Amelia smiled. It was certainly that. “Did Daniel say what he wanted?” Amelia asked as her eyes began to tear. She waited a moment, then went on peeling.
“No, but if he’s anything like Rupert, he wants something. Even if it’s just to straighten you out. I told him you were a grown-up woman, and if you’d wanted him to know anything, you would have told him. He didn’t like that much, and there was some woman yelling at him in the background. I tell you, Amelia, I don’t know when I’ve had so much fun on the telephone. I said I’d tell you he called, and I have. Now, are you calling him back?”
Amelia glanced at the older woman, feeling the importance Rita was attaching to the question. She went on chopping onions.
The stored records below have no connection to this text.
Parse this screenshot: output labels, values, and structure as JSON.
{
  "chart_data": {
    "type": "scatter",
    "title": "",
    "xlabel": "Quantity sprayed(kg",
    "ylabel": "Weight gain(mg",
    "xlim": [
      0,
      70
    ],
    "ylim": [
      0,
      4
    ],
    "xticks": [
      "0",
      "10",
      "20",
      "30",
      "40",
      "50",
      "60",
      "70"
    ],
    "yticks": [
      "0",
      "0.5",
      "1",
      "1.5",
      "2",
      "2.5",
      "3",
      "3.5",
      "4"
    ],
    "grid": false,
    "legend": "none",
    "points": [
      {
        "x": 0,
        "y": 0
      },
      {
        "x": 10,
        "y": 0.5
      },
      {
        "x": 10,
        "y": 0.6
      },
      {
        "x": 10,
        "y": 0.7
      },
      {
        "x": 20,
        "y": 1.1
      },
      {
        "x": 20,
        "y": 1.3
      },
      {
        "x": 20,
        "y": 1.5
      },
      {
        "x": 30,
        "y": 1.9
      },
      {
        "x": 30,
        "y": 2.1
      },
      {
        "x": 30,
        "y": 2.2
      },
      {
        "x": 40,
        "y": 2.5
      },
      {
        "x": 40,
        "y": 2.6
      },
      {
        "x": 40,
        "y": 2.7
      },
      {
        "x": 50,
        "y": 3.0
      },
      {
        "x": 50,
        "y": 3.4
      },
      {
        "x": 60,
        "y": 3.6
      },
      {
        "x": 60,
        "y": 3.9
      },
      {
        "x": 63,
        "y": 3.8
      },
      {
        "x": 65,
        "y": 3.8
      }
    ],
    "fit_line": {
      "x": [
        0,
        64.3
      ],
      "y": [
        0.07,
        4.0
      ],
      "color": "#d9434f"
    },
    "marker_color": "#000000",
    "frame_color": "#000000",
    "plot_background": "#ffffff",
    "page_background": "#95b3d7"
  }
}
“None of my business, right?” Rita supplied with a grin. “Well, I tried to hold back, but it all got so … interesting. I’m just glad Mac wasn’t here—” She stopped abruptly.
“Why?”
“I just am,” Rita said evasively. “Now, how about carrying those onions out to the men. Just go around the side there—follow your nose.”
Amelia picked up the onions and started for the back door. She was getting the bum’s rush again, but by now she was getting used to it.
“Not now, Amelia,” she said under her breath on her way outside. “Let Mac handle it, Amelia.”
A country-western band played under the big trees in front of the house, with the clang of horseshoe pitching coming from somewhere in the background. The rain had stopped, and Amelia took Rita’s advice to follow her nose—not that she could have missed the barbecue site. This was no Tennessee affair, where one cooked cut meats on a charcoal grill. This entailed an entire side of beef turning on a huge spit and being splashed with gallons of sauce with something that looked like a wallpaper brush.
Amelia was immediately annoyed with herself for trying to spot Mac somewhere in the crowd of people and parked vehicles. She didn’t see him, and Pop was coming to meet her, taking the onions out of her hands and giving them to the man in charge of sauce. Amelia was introduced all around at the spit, still looking for Mac in spite of her resolve not to. She saw Bobby almost immediately. He had dragged out his infamous Tennessee charm and was entertaining several pretty young women with some story or other.